Branża zatrudniająca 1 mln pracowników i odpowiadająca za 6 proc. działalności gospodarczej w USA wznawia produkcję po dwóch miesiącach przerwy. Już w zeszłym tygodniu pracę rozpoczęły firmy tworzące dla nich podzespoły. Nacisk w produkcji zostanie położony na najpopularniejsze i najbardziej dochodowe modele aut, m.in.: Chevrolet Suburban, Ford F-150 i Jeep Wrangler.

Z informacji udzielonych przez Todda Dunna, prezydenta okręgu UAW (United Auto Workers, amerykański związek zawodowy pracowników przemysłu motoryzacyjnego), który reprezentuje ponad 14 tys. pracowników Lincolna (marka należy do Forda), wynika, że w tym momencie fabryki będą funkcjonować w nowym trybie zmian. Te, które przed lockdownem działały na trzy zmiany, wznowią działalność na dwie, a te, gdzie pracownicy zmieniali się dwa razy, będą pracować na jedną zmianę. General Motors natomiast otwiera pierwsze zakłady w trybie jednozmianowym, w tym dwa zatrudniające ponad 1,6 tys. pracowników.

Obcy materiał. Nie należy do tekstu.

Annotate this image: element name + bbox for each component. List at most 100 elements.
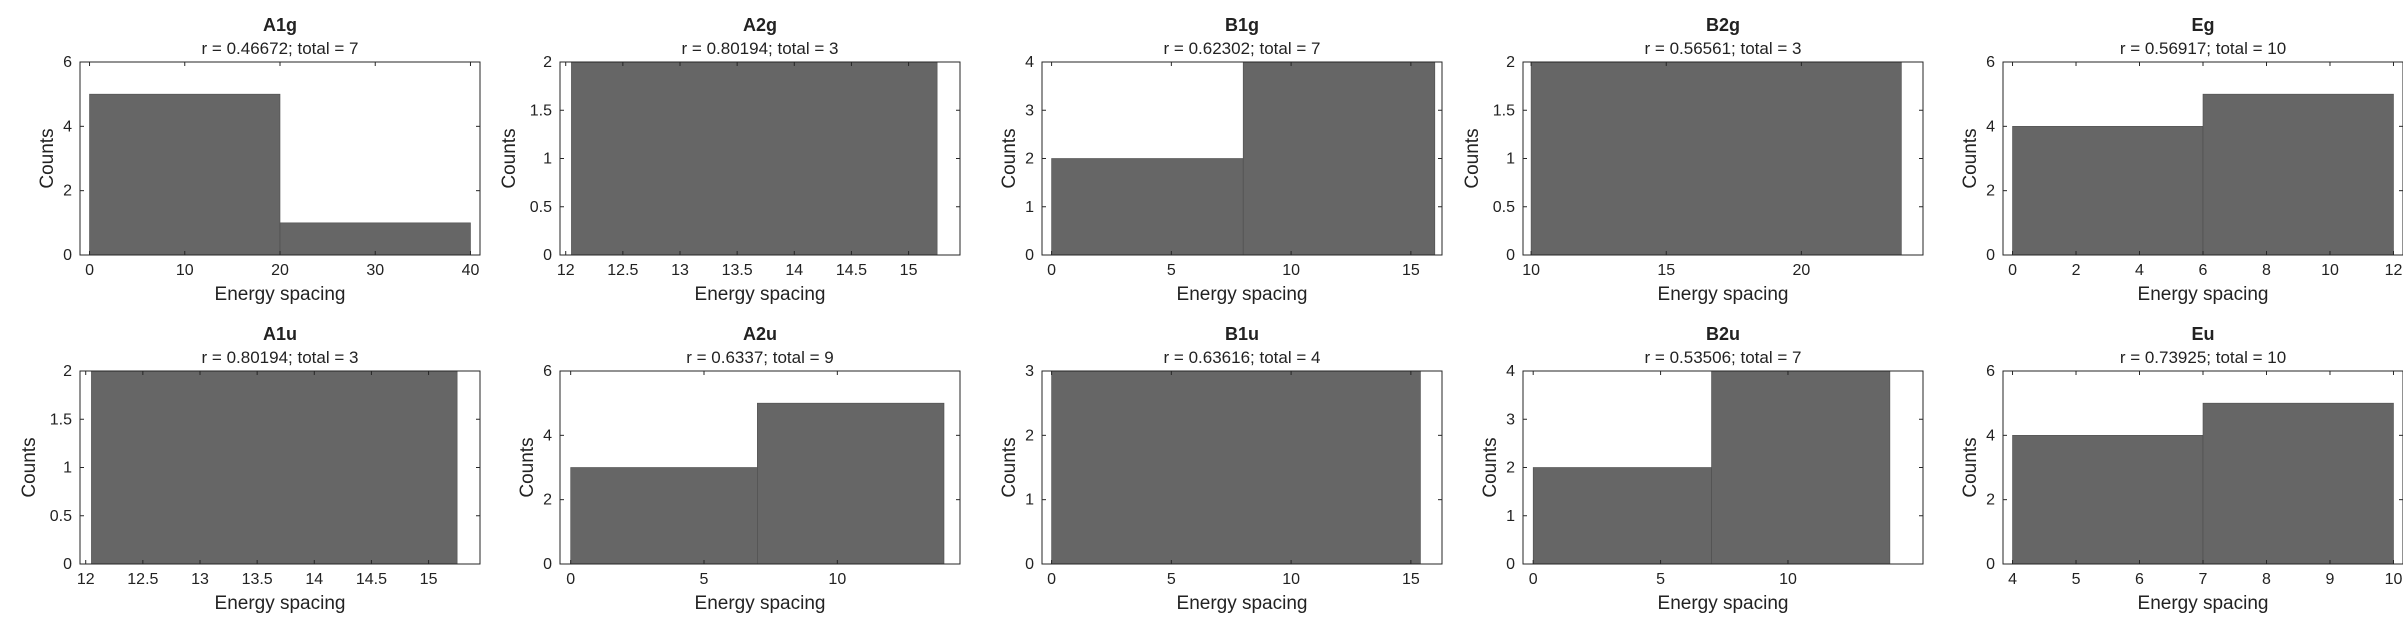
histogram-panel-b2g: 10 15 20 0 0.5 1 1.5 2 B2g r = 0.56561; total = 3… <box>1462 15 1924 305</box>
y-tick-label: 2 <box>1506 460 1515 477</box>
x-tick-label: 6 <box>2199 262 2208 279</box>
x-tick-label: 5 <box>1167 571 1176 588</box>
histogram-bar <box>2012 126 2204 256</box>
panel-subtitle: r = 0.80194; total = 3 <box>682 39 839 58</box>
y-tick-label: 4 <box>63 118 72 135</box>
y-tick-label: 4 <box>1506 363 1515 380</box>
x-tick-label: 13.5 <box>242 571 273 588</box>
x-tick-label: 14 <box>785 262 803 279</box>
x-tick-label: 5 <box>2072 571 2081 588</box>
y-tick-label: 1 <box>1506 151 1515 168</box>
x-tick-label: 12 <box>2385 262 2403 279</box>
y-axis-label: Counts <box>1960 437 1981 497</box>
panel-title: B1g <box>1225 15 1259 35</box>
x-tick-label: 15 <box>900 262 918 279</box>
y-tick-label: 0 <box>1506 247 1515 264</box>
x-tick-label: 10 <box>1282 571 1300 588</box>
x-tick-label: 0 <box>566 571 575 588</box>
x-tick-label: 10 <box>1282 262 1300 279</box>
y-tick-label: 3 <box>1506 411 1515 428</box>
y-tick-label: 0.5 <box>50 508 72 525</box>
y-axis-label: Counts <box>1462 128 1483 188</box>
y-tick-label: 2 <box>1986 492 1995 509</box>
histogram-bar <box>757 402 945 565</box>
histogram-panel-b2u: 0 5 10 0 1 2 3 4 B2u r = 0.53506; total = 7 Energy… <box>1480 324 1924 614</box>
y-axis-label: Counts <box>999 128 1020 188</box>
y-tick-label: 2 <box>543 492 552 509</box>
y-tick-label: 0 <box>543 247 552 264</box>
x-tick-label: 4 <box>2008 571 2017 588</box>
x-axis-label: Energy spacing <box>1177 593 1308 614</box>
x-axis-label: Energy spacing <box>215 284 346 305</box>
x-axis-label: Energy spacing <box>215 593 346 614</box>
y-axis-label: Counts <box>999 437 1020 497</box>
y-tick-label: 0 <box>543 556 552 573</box>
x-axis-label: Energy spacing <box>1658 284 1789 305</box>
x-tick-label: 20 <box>1792 262 1810 279</box>
panel-subtitle: r = 0.56917; total = 10 <box>2120 39 2286 58</box>
y-tick-label: 2 <box>63 363 72 380</box>
histogram-bar <box>2202 402 2394 565</box>
x-tick-label: 10 <box>1522 262 1540 279</box>
y-tick-label: 0 <box>63 247 72 264</box>
histogram-bar <box>279 222 471 256</box>
y-tick-label: 4 <box>1986 118 1995 135</box>
x-tick-label: 4 <box>2135 262 2144 279</box>
y-axis-label: Counts <box>517 437 538 497</box>
panel-subtitle: r = 0.73925; total = 10 <box>2120 348 2286 367</box>
panel-title: A2g <box>743 15 777 35</box>
histogram-bar <box>89 93 281 256</box>
histogram-bar <box>1711 370 1891 565</box>
y-tick-label: 2 <box>1025 427 1034 444</box>
x-tick-label: 13 <box>671 262 689 279</box>
y-axis-label: Counts <box>37 128 58 188</box>
x-tick-label: 12.5 <box>127 571 158 588</box>
histogram-panel-a2g: 12 12.5 13 13.5 14 14.5 15 0 0.5 1 1.5 2 A2g r = 0.80… <box>499 15 961 305</box>
x-tick-label: 0 <box>1529 571 1538 588</box>
y-tick-label: 0 <box>1986 556 1995 573</box>
panel-subtitle: r = 0.53506; total = 7 <box>1645 348 1802 367</box>
y-tick-label: 0.5 <box>530 199 552 216</box>
panel-subtitle: r = 0.46672; total = 7 <box>202 39 359 58</box>
y-tick-label: 0 <box>1025 556 1034 573</box>
y-tick-label: 1 <box>63 460 72 477</box>
panel-subtitle: r = 0.80194; total = 3 <box>202 348 359 367</box>
panel-title: B2g <box>1706 15 1740 35</box>
x-tick-label: 13 <box>191 571 209 588</box>
y-tick-label: 3 <box>1025 102 1034 119</box>
x-tick-label: 14.5 <box>356 571 387 588</box>
y-tick-label: 0.5 <box>1493 199 1515 216</box>
x-tick-label: 5 <box>700 571 709 588</box>
y-axis-label: Counts <box>499 128 520 188</box>
y-tick-label: 2 <box>543 54 552 71</box>
axes-box <box>1041 370 1443 565</box>
panel-title: A2u <box>743 324 777 344</box>
x-axis-label: Energy spacing <box>2138 593 2269 614</box>
panel-title: B1u <box>1225 324 1259 344</box>
panel-subtitle: r = 0.6337; total = 9 <box>686 348 833 367</box>
y-tick-label: 2 <box>1506 54 1515 71</box>
x-axis-label: Energy spacing <box>1658 593 1789 614</box>
histogram-panel-b1g: 0 5 10 15 0 1 2 3 4 B1g r = 0.62302; total = 7 Ener… <box>999 15 1443 305</box>
y-tick-label: 0 <box>1025 247 1034 264</box>
y-tick-label: 3 <box>1025 363 1034 380</box>
x-tick-label: 10 <box>2385 571 2403 588</box>
y-axis-label: Counts <box>19 437 40 497</box>
y-tick-label: 4 <box>1986 427 1995 444</box>
histogram-panel-b1u: 0 5 10 15 0 1 2 3 B1u r = 0.63616; total = 4 Energ… <box>999 324 1443 614</box>
x-tick-label: 40 <box>462 262 480 279</box>
histogram-bar <box>2012 435 2204 565</box>
y-tick-label: 4 <box>1025 54 1034 71</box>
y-tick-label: 1.5 <box>530 102 552 119</box>
y-tick-label: 1 <box>1025 199 1034 216</box>
panel-subtitle: r = 0.56561; total = 3 <box>1645 39 1802 58</box>
x-tick-label: 14.5 <box>836 262 867 279</box>
panel-title: B2u <box>1706 324 1740 344</box>
y-tick-label: 1 <box>1506 508 1515 525</box>
x-tick-label: 13.5 <box>722 262 753 279</box>
axes-box <box>559 370 961 565</box>
x-tick-label: 5 <box>1656 571 1665 588</box>
x-tick-label: 0 <box>2008 262 2017 279</box>
x-tick-label: 12 <box>77 571 95 588</box>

Dunn zwraca uwagę na problemy z frekwencją pracowników w poszczególnych stanach, w których mogą występować takie ograniczenia jak m.in. zamknięte szkoły czy przeciążona służba zdrowia. Problemem będzie też płynność finansowa dostawców części, którzy najczęściej otrzymują wynagrodzenie dopiero 45 dni po dostarczeniu komponentów.

Wznowieniu pracy w zakładach przyglądać się będzie wiele branż, które również musiały zaniechać działalności przez pandemię. Wprowadzono szereg środków bezpieczeństwa, zaczynając od maseczek ochronnych i przyłbic, a na monitorowaniu temperatury ciała i odkażaniu podłóg kończąc. Brak zakażeń wśród pracowników da nadzieję na powrót pozostałych gałęzi przemysłu do pracy.